The articles drew a public statement from former Rep. Liz Cheney, who on Tuesday said she would consider running for president under a third party to disrupt President Trump’s 2024 momentum.
“I certainly hope to play a role in helping to ensure that the country has ... a new, fully conservative party,” she told USA Today before adding, “And so whether that means restoring the current Republican Party, which ... looks like a very difficult if not impossible task, or setting up a new party, I do hope to be involved and engaged in that.”
GOP Response
However, some Republican lawmakers have said that the rhetoric in the New York Times’ and Post’s pieces are attempts to condition the public to political violence against the former president.“They’re obviously green-lighting assassination,” wrote Rep. Matt Gaetz (R-Fla.) on X, formerly Twitter, responding to the Post article written by Mr. Kagan, who is currently married to U.S. State Department Under Secretary of State for Political Affairs Victoria Nuland.

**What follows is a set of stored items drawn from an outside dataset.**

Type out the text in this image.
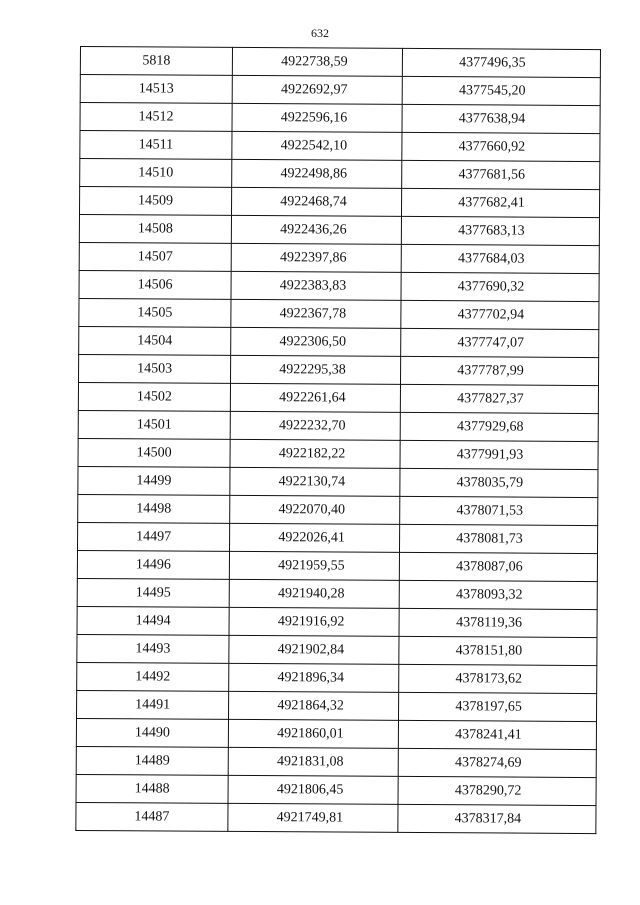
632
5818	4922738,59	4377496,35
14513	4922692,97	4377545,20
14512	4922596,16	4377638,94
14511	4922542,10	4377660,92
14510	4922498,86	4377681,56
14509	4922468,74	4377682,41
14508	4922436,26	4377683,13
14507	4922397,86	4377684,03
14506	4922383,83	4377690,32
14505	4922367,78	4377702,94
14504	4922306,50	4377747,07
14503	4922295,38	4377787,99
14502	4922261,64	4377827,37
14501	4922232,70	4377929,68
14500	4922182,22	4377991,93
14499	4922130,74	4378035,79
14498	4922070,40	4378071,53
14497	4922026,41	4378081,73
14496	4921959,55	4378087,06
14495	4921940,28	4378093,32
14494	4921916,92	4378119,36
14493	4921902,84	4378151,80
14492	4921896,34	4378173,62
14491	4921864,32	4378197,65
14490	4921860,01	4378241,41
14489	4921831,08	4378274,69
14488	4921806,45	4378290,72
14487	4921749,81	4378317,84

“All of these articles calling Trump a dictator are about one thing: legitimizing illegal and violent conduct as we get closer to the election. Everyone needs to take a chill pill,” wrote Sen. J.D. Vance (R-Ohio).
Rep. Mike Waltz (R-Fla.) wrote that the Atlantic and other media outlets are deploying “the same hysterical scare tactics from 2016 & 2020 to attack Trump,” while Rep. Wesley Hunt (R-Texas) said that the Post’s article means that Democrats have gone into “full panic mode.”
The Trump campaign also accused those media outlets of attempting to sow discord ahead of the 2024 election.
“It’s August 2016 all over again. Skyrocketing cost of health care has millions worried. President Trump’s Dem. opponent off the campaign trail & hiding from the press,” senior Trump adviser Jason Miller wrote on X before adding that the media and Democrats “have given up on debating issues & have shifted to name-calling & rhetorical fearmongering.”
A spokesman for the campaign, Steven Cheung, asserted to multiple news outlets that the attacks are “nothing more than another version of the media’s failed and false Russia collusion hoax.”
In direct response to the “dictator” assertion, Fox News host Sean Hannity asked President Trump about the claims during a Wednesday night town hall event that was broadcast at the same time as the Republican presidential debates. The former president mocked dictatorial concerns and said he would be a dictator on “day one” of his presidency by closing down the U.S.-Mexico border and drilling for oil.
“After that, I’m not a dictator, OK?” the Republican presidential frontrunner said.
An aggregate of recent polls shows that President Trump is still overwhelmingly the favorite to win the 2024 Republican presidential primary, garnering about 61 percent support. Florida Gov. Ron DeSantis, who has made little headway in recent months, stands at 13.5 percent, former U.N. Ambassador Nikki Haley stands at 10.3 percent, businessman Vivek Ramaswamy has 4.9 percent, and former Gov. Chris Christie has 2.5 percent.